Weeping goes for nothing, yet I grieve;
But I grieve and move on. Without the
instruments of my hands, I have found
other instruments of my heart. Music
comes in many guises and forms. And
for a while yet, I can still sing. For joy.

(Sorry to be posting this so late, but Poly made me. . .)


message 48: by Ryan (new)

Ryan | 5262 comments "Loss and Gain" is simply beautiful, Paula.

Such a deep and moving piece of writing. As a devoted guitar player myself, the thoughts and sense of loss you portrayed were very sad. Topped off perfectly by an uplifting ending. You are such a talented writer.

Did I detect a lot of truth in this poem?

Very skillfully handled, well done.


message 49: by Paula Tohline (new)

Paula Tohline Calhoun (PaulaTohlineCalhoun) | 493 comments Thank you Ryan. True story. Lost about 90% of the use of my right hand in a surgical accident several years ago. Used to play guitar, piano, flute, etc. I am still learning to be left-handed, but I am about as right-hand dominant as they come!

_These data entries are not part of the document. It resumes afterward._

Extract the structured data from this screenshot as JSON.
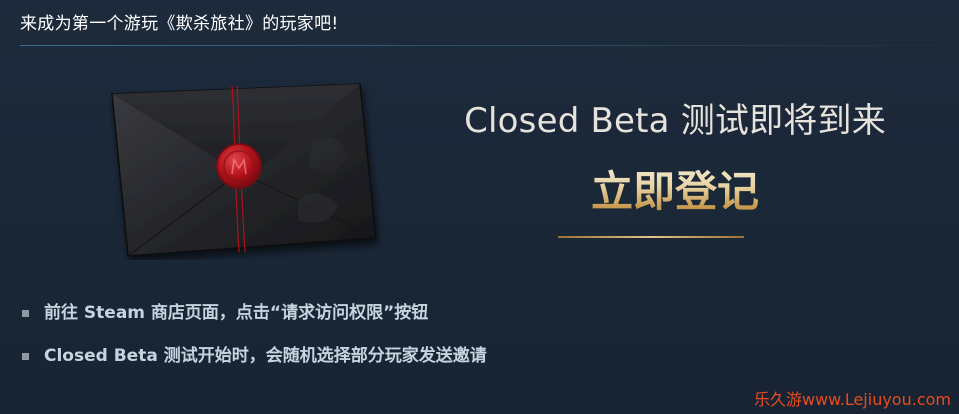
{
  "header": {
    "title": "来成为第一个游玩《欺杀旅社》的玩家吧!"
  },
  "promo": {
    "heading": "Closed Beta 测试即将到来",
    "register_label": "立即登记"
  },
  "bullets": [
    {
      "text": "前往 Steam 商店页面，点击“请求访问权限”按钮"
    },
    {
      "text": "Closed Beta 测试开始时，会随机选择部分玩家发送邀请"
    }
  ],
  "watermark": {
    "text": "乐久游www.Lejiuyou.com"
  },
  "colors": {
    "background": "#1b2838",
    "gold_accent": "#d4b37a",
    "seal_red": "#b3121c",
    "watermark": "#e84b1c"
  }
}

Except for one thing: I have always cut a deck of cards one-handed, and only with my left hand. . .strange talent, but useful for us one-armed bandits! LOL

With the help of a great free-ware program, MuseScore, I manage to do some composing still. Frustrates me not to be able to play it out myself, though. I have to listen to it played with that awful MIDI sound, but hey! It still works! And with the program I can print it all out (I used to hate notating anyway!), and have somebody else play it for me on a real instrument.

All is well. But I still miss my guitar and my beautiful piano. (Gave both to our eldest son, who is a very good musician. Donated my flute to a mission in South America.) It was too hard to look at them - mute symbols.


message 50: by M (last edited Nov 18, 2012 05:56PM) (new)

M | 10156 comments The Acorns of Past Seasons


He fell from the cedar beside the stone lodge,
his mouldering pages stacked in the garage
with an etched Viking sword and a moth-eaten sail,
with past seasons’ acorns and rain-spotted mail.
A shade among shadows deciphering bones,
a blonde girl’s svelt figure wanders the flagstones,
the runes carved by Norsemen long weathered away.
Let the old pencil pusher call back in fine gray
what she played with deft fingers, her décolleté gown,
the movie house boarded, the diner torn down.